US indexes fell for a second day, after the Dow Industrials reached record highs last week as a controversial bank tax levied by euro-area leaders on Cypriot bank deposits in return for a bailout reminded investors Europe’s debt problems are far from over.
Equities fell hard at the start as investors grew worried by news that euro area finance ministers forced bank depositors in Cyprus to share in the cost of rescuing the island nation, reducing the cost of bailout by EUR 5.8 billion to EUR 10 billion.
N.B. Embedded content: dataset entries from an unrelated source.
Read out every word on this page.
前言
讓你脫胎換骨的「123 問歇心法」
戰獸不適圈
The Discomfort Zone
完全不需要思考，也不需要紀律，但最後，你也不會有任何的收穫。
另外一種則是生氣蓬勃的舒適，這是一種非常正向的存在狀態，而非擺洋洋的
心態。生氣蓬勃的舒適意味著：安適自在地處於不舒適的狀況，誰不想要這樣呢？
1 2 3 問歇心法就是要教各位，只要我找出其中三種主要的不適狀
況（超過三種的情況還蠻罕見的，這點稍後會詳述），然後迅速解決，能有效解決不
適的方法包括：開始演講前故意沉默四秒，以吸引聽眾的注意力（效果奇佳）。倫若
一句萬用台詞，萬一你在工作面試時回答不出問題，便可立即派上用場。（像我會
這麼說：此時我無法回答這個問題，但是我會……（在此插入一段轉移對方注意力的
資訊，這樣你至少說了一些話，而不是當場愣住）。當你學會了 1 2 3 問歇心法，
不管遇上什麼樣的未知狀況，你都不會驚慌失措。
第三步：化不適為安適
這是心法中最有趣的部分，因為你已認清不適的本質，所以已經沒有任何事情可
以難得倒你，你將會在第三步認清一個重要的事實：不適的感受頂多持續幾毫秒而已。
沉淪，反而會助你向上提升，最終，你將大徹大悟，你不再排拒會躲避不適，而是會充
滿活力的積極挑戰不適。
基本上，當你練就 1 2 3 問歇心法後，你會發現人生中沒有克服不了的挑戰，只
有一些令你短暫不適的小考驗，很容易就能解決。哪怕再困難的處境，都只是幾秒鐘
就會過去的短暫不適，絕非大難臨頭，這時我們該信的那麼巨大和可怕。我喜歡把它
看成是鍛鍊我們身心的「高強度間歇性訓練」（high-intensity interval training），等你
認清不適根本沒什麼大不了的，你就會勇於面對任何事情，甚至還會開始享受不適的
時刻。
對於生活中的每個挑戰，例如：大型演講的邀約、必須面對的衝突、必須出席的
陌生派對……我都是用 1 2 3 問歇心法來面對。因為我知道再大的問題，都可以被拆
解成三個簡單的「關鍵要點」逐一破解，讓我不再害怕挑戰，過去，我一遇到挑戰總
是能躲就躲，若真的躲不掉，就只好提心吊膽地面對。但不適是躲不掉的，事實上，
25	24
A parliamentary vote on the proposed levy due to take place today was postponed. Cypriot banks are closed until Thursday, a government official said. Under an unprecedented provisional agreement, the European Union has proposed a one-time tax of 6.75 percent on private bank deposits of less than EUR 100,000 and 9.9 percent for those over that amount. Markets are worried, and rightfully so, that such levies will could be used in larger economies, such as Spain and Italy in the future.
However, to levy deposits may hit Russia particularly hard as half of all bank deposits are believed to be Russian oligarchs. Moody’s estimate Russian corporate deposits are about $19 billion and any default could affect bank debt servicing in Russia.
As a result, the Dow Jones Industrial Average (DJIA) closed a modest 62 points lower after losing over 109 points in early trade. The S&P 500 Index (SPX) trimmed 8 points to end at with financials fronting the losses and telecommunications the sole gaining sector among its 10 business groups.
Treasury prices advanced, pushing yields on 10-year notes down the most in three weeks, prompted by a proposed levy on all depositors in Cypriot banks as part of a financial rescue-plan for the island nation.
Treasuries trimmed early gains after European policy-makers signaled flexibility in regards to the application of the bank levy, saying easing the cost to smaller savers rested with Cyprus as long as they raise the targeted EUR 5.8 billion. A vote on the tax in the parliament was postponed by a second day until tomorrow.
The euro slipped on Monday after news broke out that Cyprus plans a one-time levy on bank deposits to comply with the conditions of international lenders.
European exchanges staged broad-based losses Monday with the Stoxx Europe 600 Index paring an earlier tumble as a controversial levy on bank deposits stoked fears the region’s debt crisis will reignite.
So far, the fallout/backlash has been very modest and our Trend Tracking Indexes (TTIs) changed only slightly from Friday’s close with the Domestic TTI slipping to +3.37% while the International TTI closed at +9.37%.
The intended Cyprus bank depositor levy can’t really be considered anything but outright theft of individual property. As such, this indicdent, no matter how it turns out, may have some serious consequences on the attitudes of European savers. After all, if it happens in one country, it can certainly occur in others as well should governments become desparate enough.
If it does, chances are the equity markets won’t react too kindly, so my past warning that a Black Swan event can derail this rally at anytime still stands. Right now, all is well in equity land but never forget that my recommended exit strategy may come in very handy by limiting your downside risk once a sharp trend reversal comes into play.